Each year, 15 Carleton students make a life-altering journey to Antarctica as part of the Students on Ice program. Sailing south from Ushuaia, Argentina, these students witness first-hand the awe-inducing southern polar climate and glacial landscape while carrying out collaborative research. Such opportunities don’t come without heavy costs, however. Typically, each student pays a $10,750 fee plus the cost of a return flight to Argentina. But this year, anyone can help a student’s dream become reality through a new fundraising initiative at Carleton University.
Carleton’s new Future Funder microgiving platform takes a page out of the books of crowdfunding success stories like Kickstarter and Indiegogo. The Future Funder portal gives people an opportunity to browse through and pledge their support for one of many innovative student or faculty projects at Carleton. Web pages, which tell each project’s story with pictures and video, create a compelling case for support. The intention is to give potential donors a clear sense of where their money will go and what kind of impact it will have.
If the success of sites like Kickstarter and Indiegogo are anything to go by, crowdfunding is here to stay. Until now, the model has yet to be employed extensively by the Canadian education sector, but Carleton hopes that Future Funder can revolutionize the way people support post-secondary education.
“Modern philanthropy is about collaboration, and crowdfunding is really collaboration on a larger scale,” said Carleton’s Chief Development Officer Paul Chesser. “Whether they give $10 or $10,000, we want to be able to offer Carleton donors the chance to direct their gifts to the projects that mean the most to them—and then demonstrate the impact they can make. Future Funder provides even more Carleton donors with clear accountability and a truly collaborative relationship.”
Future Funder promises to be a boon to Carleton’s deep pool of students, faculty and staff who are carrying out projects and research. In addition to Students on Ice, funds are currently being raised for an exchange program offered by Carleton’s Philosophy Department and the University of Delhi. Donors can also support the Solar Decathlon project, a collaborative, student-built net-zero solar house that will compete at the U.S. Department of Energy’s Solar Decathlon this fall. There are plans for more, including projects associated with the return of Ravens football and a renewed homecoming celebration. These efforts and more keep the interests of Carleton students squarely in mind.
“The Antarctic Peninsula distinctly documents climate change of the geological past and present,” said Earth Sciences Prof. Claudia Schroder-Adams, who oversees the Students on Ice project. “Bringing young minds to this incredible polar classroom, where all aspects of polar science are taught by an interdisciplinary team, is the best education for future polar scientists and environmentally aware citizens.
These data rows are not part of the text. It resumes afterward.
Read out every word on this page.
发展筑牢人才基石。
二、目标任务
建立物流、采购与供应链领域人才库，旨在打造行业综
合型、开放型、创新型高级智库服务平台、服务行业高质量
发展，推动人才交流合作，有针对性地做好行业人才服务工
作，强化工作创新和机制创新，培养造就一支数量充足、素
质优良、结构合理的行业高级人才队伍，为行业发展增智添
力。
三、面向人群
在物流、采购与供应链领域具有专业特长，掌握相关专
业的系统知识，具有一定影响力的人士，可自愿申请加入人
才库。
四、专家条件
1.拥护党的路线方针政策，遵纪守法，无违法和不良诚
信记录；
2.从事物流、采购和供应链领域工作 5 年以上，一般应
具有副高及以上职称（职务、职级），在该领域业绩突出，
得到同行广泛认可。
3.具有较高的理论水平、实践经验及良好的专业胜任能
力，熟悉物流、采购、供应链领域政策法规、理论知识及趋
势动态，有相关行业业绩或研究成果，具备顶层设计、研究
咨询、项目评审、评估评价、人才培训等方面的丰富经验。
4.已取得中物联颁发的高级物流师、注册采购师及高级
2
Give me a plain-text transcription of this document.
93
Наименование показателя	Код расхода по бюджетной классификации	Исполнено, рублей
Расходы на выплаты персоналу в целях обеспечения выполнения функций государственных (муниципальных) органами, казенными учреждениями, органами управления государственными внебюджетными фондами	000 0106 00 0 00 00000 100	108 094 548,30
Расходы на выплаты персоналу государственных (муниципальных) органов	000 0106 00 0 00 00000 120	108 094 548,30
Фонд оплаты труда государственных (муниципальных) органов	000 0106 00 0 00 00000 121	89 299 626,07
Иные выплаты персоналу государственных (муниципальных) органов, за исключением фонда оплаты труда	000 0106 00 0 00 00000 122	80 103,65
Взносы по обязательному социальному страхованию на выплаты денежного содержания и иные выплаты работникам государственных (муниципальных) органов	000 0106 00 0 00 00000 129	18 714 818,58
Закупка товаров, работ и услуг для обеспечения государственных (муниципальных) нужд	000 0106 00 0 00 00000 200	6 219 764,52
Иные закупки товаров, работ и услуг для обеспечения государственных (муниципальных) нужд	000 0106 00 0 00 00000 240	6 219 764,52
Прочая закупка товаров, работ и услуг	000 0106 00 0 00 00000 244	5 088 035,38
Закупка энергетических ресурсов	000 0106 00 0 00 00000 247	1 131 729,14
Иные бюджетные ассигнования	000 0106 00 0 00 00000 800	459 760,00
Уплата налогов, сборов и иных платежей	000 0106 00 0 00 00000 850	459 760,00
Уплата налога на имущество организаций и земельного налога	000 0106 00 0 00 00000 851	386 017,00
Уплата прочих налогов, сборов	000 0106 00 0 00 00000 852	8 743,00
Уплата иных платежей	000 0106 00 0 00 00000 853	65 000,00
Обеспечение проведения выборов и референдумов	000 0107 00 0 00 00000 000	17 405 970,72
To participate, the students need to make major personal investments, and any help they can get from the public is sure to go a long way.”
Future Funder also maximizes the potential of social media. Through networks such as Facebook and Twitter, each project can easily be shared with like-minded donors within personal and professional networks, building a larger group of supporters and expanding beyond the Carleton community.
One of Future Funder’s early initiatives was a journalism scholarship in honour of Carleton alumna Sheila Bird. The goal was to raise $3,000 online, which would bring the total amount given to the scholarship to $25,000 and allow it to be fully endowed. Through Future Funder, the project was easily shared among friends and family members; a dozen gifts quickly brought the project past its goal and raised nearly $5,000.
Similarly, an effort to raise money to acquire the Archives of Taylor & Francis Online Journals for Carleton’s MacOdrum Library—which raised $11,095—was funded by more than 140 gifts from parents of Carleton students, like-minded friends and users of the library. As the platform grows, social media gives it the potential to expand beyond Carleton’s global network of alumni and supporters, tapping into a massive audience.
“There is a huge amount of creative energy and enthusiasm here at Carleton,” said Ryan Davies, director of Advancement Communications. “We think that when our students, faculty and ambassadors apply that energy to their projects through Future Funder and reach out to their friends and families, we’ll find new support for our great student initiatives. With the public’s help, Future Funder can give students and faculty extra resources and keep Carleton on the leading edge as a top-notch learning environment.”